At Opsys, we’ve been working on the next generation of LiDAR technology, because numerous automakers have expressed that current LiDAR solutions do not meet their mass-production requirements (automotive-grade reliability, integration options or manufacturability).
The LiDAR industry is in transition, one that many other industries have followed in the past century. When a technology first comes along, it’s usually some kind of mechanical system. It uses an engine or motors, devices with moving parts. Various companies sprout up with innovative ideas to differentiate themselves and their solutions. They get better and better, and some of them might even become the largest companies in the world. But as the next-generation technology is developed, the landscape can change very quickly.
Take computers for example. The first true computer, the ENIAC, filled an entire room. Computers in the 50s and 60s had rooms of tape-storage units. Companies like Data General perfected the main-frame computer business. IBM came along with a DOS system that took computers from centralized buildings and made computers personal, putting them on people’s desks. People barely remember Data General today even though it was once one of the largest companies in the world.
Cameras are another good example. For decades, the camera business revolved around how to make better mechanical shutters and film. Companies competed on getting the shutter speed down to fractions of a second. Eastman Kodak was a global power in the film business. When cameras became digital - making photography easier and considerably cheaper - Kodak chose to ignore the trend and is now a shadow of the company it was in its heydays. In the present day, smartphones can take high-quality pictures comparable to most professional cameras. All major camera manufacturers felt the pinch of decreasing sales as a result.
As the car industry makes a slow and steady move to BEVs, innovations in battery technology is similarly moving forward. Almost every major electric-vehicle company would like fully solid-state batteries. Some new kind of chemistry that doesn’t involve liquids. That will result in more reliable systems, fewer fires, and dramatically faster charging times. When it happens, the EV industry will never be the same.

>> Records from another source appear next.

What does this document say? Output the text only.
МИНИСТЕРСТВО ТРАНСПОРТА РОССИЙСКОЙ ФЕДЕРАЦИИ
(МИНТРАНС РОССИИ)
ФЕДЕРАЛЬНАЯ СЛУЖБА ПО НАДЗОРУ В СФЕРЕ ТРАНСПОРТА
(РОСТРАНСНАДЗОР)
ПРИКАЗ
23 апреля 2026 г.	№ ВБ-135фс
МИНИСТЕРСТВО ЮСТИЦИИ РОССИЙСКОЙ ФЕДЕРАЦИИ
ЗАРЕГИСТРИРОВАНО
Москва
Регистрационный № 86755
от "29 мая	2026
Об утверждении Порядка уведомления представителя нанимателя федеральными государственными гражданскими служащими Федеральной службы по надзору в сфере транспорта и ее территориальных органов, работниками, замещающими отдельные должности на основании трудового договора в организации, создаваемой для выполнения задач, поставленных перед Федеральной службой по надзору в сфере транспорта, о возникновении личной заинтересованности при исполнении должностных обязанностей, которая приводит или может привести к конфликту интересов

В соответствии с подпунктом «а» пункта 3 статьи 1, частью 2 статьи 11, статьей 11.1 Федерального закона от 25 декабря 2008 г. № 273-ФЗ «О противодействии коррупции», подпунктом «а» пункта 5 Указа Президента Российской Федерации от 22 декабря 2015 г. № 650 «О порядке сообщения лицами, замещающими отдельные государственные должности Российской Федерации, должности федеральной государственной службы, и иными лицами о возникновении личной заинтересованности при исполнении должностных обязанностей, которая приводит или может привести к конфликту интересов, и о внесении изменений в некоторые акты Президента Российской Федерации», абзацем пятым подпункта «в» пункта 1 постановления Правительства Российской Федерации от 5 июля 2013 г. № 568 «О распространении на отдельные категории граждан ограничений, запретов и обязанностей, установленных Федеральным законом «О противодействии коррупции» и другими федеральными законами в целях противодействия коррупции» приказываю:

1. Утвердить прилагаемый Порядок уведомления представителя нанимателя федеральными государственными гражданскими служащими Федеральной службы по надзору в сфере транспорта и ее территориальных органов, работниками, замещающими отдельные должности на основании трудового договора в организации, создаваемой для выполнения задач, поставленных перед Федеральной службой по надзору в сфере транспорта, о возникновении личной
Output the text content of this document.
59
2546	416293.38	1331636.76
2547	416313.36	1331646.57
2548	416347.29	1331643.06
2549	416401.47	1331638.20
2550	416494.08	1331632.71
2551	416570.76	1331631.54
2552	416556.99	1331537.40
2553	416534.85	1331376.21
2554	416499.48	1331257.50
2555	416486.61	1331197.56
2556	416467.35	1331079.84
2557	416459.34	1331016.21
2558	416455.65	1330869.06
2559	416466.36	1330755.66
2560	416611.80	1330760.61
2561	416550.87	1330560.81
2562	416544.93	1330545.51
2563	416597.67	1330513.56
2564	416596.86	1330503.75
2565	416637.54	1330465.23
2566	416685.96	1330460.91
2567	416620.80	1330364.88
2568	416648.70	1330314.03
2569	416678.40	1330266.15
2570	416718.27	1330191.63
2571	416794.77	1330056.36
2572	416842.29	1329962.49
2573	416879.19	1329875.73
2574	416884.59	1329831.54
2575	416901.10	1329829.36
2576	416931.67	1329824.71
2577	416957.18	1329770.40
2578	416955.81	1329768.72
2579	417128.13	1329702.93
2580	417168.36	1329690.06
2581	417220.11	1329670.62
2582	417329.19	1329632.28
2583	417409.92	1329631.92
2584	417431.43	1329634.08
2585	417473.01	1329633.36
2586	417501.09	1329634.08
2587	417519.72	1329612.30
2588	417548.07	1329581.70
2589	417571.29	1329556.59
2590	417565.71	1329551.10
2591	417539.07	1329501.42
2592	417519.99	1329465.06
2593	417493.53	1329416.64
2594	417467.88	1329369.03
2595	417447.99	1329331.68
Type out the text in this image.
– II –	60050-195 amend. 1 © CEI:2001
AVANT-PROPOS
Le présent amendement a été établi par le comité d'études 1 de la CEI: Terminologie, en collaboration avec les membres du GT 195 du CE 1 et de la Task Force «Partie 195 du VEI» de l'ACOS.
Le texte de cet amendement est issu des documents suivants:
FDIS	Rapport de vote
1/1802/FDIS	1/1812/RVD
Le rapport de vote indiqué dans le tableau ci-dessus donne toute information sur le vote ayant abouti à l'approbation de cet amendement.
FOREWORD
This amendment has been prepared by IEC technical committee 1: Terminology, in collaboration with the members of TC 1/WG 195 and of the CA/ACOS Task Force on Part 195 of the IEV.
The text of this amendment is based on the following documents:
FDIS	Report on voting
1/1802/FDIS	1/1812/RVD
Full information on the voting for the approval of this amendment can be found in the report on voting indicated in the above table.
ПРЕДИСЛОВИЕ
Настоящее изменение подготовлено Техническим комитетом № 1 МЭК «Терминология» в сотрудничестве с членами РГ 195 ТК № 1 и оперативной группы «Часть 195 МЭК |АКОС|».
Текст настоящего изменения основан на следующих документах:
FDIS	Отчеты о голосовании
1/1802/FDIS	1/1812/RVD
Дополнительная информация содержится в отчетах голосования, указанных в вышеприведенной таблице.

This is also what is happening in the LiDAR space. We’re almost done with the first generation of mechanical spinning LiDARs that were adopted in the pilot phase of self-driving cars in the last decade. The current generation of LiDARs use motors that move mirrors to scan the laser beam around the entire field of view. Some companies move their entire array. Some use a galvanometer, a way to move their mirror with a separate motor. But almost all of them have similar processes. They steer a laser beam mechanically – making it an expensive, noisy, and complex process – that makes them susceptible to reliability, integration, and manufacturing problems. Several companies got to market quickly and attracted venture capital. Some went public and struck deals with automakers who needed to use the best-available technology at that time. But we are not seeing a lot of those deals result in LiDAR devices on true mass production vehicles.
We speak to automakers all the time, and they all tell us the same thing. They need solid-state devices that are smaller, cheaper, more reliable, and scalable. That is where the large-scale adoption and integration of LiDAR will occur in L3 systems in mass-market models of vehicles. And when solid-state LiDARs go into production, the appeal of previous generations of LiDARs will be greatly diminished for automotive mass-market applications.
At Opsys, we’re dedicated to giving the automakers what they need. Our electronic scanning system is truly solid state. We don’t move our laser array to get coverage. Instead, we use thousands of individual flashing units to cover the field of vision. We achieve a full field of view at 1,000 frames per second – many times faster than the human eye. This extremely high scan rate enables the system to average multiple samples and eliminate errors. Over the next months and years, Opsys will continue to fine-tune our system and fit it into the production systems of multiple automakers. This is all painstaking work, but the result will be the next generation of LiDAR, the one that will truly revolutionize auto safety.